Posted by: Frederik Balfour on April 22, 2009
Mao Zedong always described China and Vietnam as being as close as “lips and teeth”, so it’s no surprise that Vietnamese Prime Minister Nguyen Tan Dung put in an appearance over the weekend at the Boao Forum on Hainan Island. I’m not sure how much was actually accomplished at the meeting, which is China’s answer to the World Economic Forum held at Davos each year, though you can read what my colleague Dexter Roberts has to say about it in his blog. But at least the leaders didn’t have to be evacuated by helicopter the way they were at the ASEAN summit in Phuket, Thailand where protestors shut the meeting down a week earlier.
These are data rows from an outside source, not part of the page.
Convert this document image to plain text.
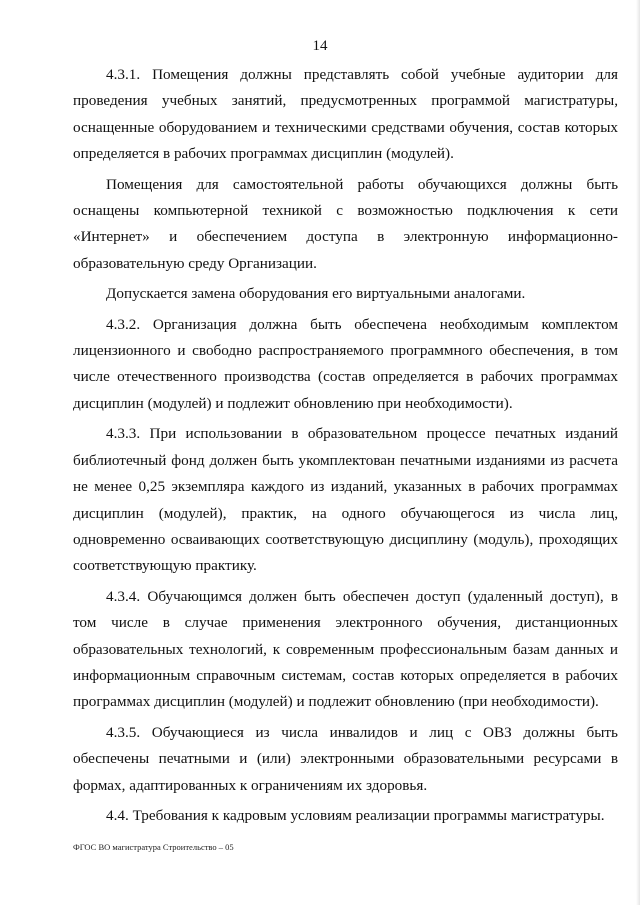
14

4.3.1. Помещения должны представлять собой учебные аудитории для проведения учебных занятий, предусмотренных программой магистратуры, оснащенные оборудованием и техническими средствами обучения, состав которых определяется в рабочих программах дисциплин (модулей).

Помещения для самостоятельной работы обучающихся должны быть оснащены компьютерной техникой с возможностью подключения к сети «Интернет» и обеспечением доступа в электронную информационно-образовательную среду Организации.

Допускается замена оборудования его виртуальными аналогами.

4.3.2. Организация должна быть обеспечена необходимым комплектом лицензионного и свободно распространяемого программного обеспечения, в том числе отечественного производства (состав определяется в рабочих программах дисциплин (модулей) и подлежит обновлению при необходимости).

4.3.3. При использовании в образовательном процессе печатных изданий библиотечный фонд должен быть укомплектован печатными изданиями из расчета не менее 0,25 экземпляра каждого из изданий, указанных в рабочих программах дисциплин (модулей), практик, на одного обучающегося из числа лиц, одновременно осваивающих соответствующую дисциплину (модуль), проходящих соответствующую практику.

4.3.4. Обучающимся должен быть обеспечен доступ (удаленный доступ), в том числе в случае применения электронного обучения, дистанционных образовательных технологий, к современным профессиональным базам данных и информационным справочным системам, состав которых определяется в рабочих программах дисциплин (модулей) и подлежит обновлению (при необходимости).

4.3.5. Обучающиеся из числа инвалидов и лиц с ОВЗ должны быть обеспечены печатными и (или) электронными образовательными ресурсами в формах, адаптированных к ограничениям их здоровья.

4.4. Требования к кадровым условиям реализации программы магистратуры.

ФГОС ВО магистратура Строительство – 05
But what many readers may find puzzling is why the PM chose to make a pit stop in Macao, hardly a big player on the global stage. According to the official Vietnam News Agency, Dung “pledged to work to promote friendship and cooperation between both parties in the future,” which is what Vietnamese leaders always say during state visits, especially when nothing substantive is achieved. No matter how you slice it, the economic relationship between Vietnam and Macao is negligible—just $35 million in two-way trade, mostly tourism. My bet is that it was mostly one-way traffic by gimlet-eyed Vietnamese gamblers to Macao.
But you can bet the Prime Minister must have marveled at all of Macao’s spanking new casinos, even if he didn’t get a chance to visit one. In fact, Vietnam has gaming ambitions of its own. At a Vietnam Investor Conference in Hong Kong the day before Dung’s visit to Macao on Tuesday I ran into a Vietnamese businessman from a company called Sovico, who was carrying around a map of Phu Quoc Island. This sleepy isle located off the western coast of Vietnam is a one-hour turbo prop plane ride from Ho Chi Minh City, and is famous for its pungent fish sauce called nuoc mam. He was rattling the cup in hopes of raising $4 billion [the minimum investment required to get a gaming license in Vietnam] for a resort on the sleepy island. He was also meeting up with executives of MGM Mirage in Macao the next day. He seemed undaunted by the enormous financial challenges facing debt-saddled MGM, noting he was only seeking a management deal with them.
I doubt the Phu Quoc casino will ever see the light of day. Four billion is a huge price tag, larger than the single biggest investment in Vietnam to date, [in computer chips, not casino chips] $1 billion being spent by Intel to build a semiconductor test and assembly plant. It’s also a couple of billion more than Sheldon Adelson has spent in Macao so far, where he seems to have overextended himself to a precarious level. There’s the problem of access. Phu Quoc doesn’t have an international airport yet, though it should have one by 2010. But total visitors to Vietnam are about 4.5 million per year. Assuming 10% make it to Phu Quoc, that’s only 450,000 people a year, hardly enough to sustain anything but the humblest of betting joints. Although Vietnam does have three casinos already including one belonging to Stanley Ho of Macao, these modest centers are off-limits to locals and only see a handful of gamblers each night.
But hey, the Phu Quoc businessman isn’t the only one living in la-la land. According to Canadian newspaper the Globe and Mail, former Canadian Prime Minister Jean Chrétien is backing a competing casino project in Vietnam called Ho Tram. But the way things are going for casino operators in Macao and Vegas these days, it looks like the chips are heavily stacked against both schemes in Vietnam.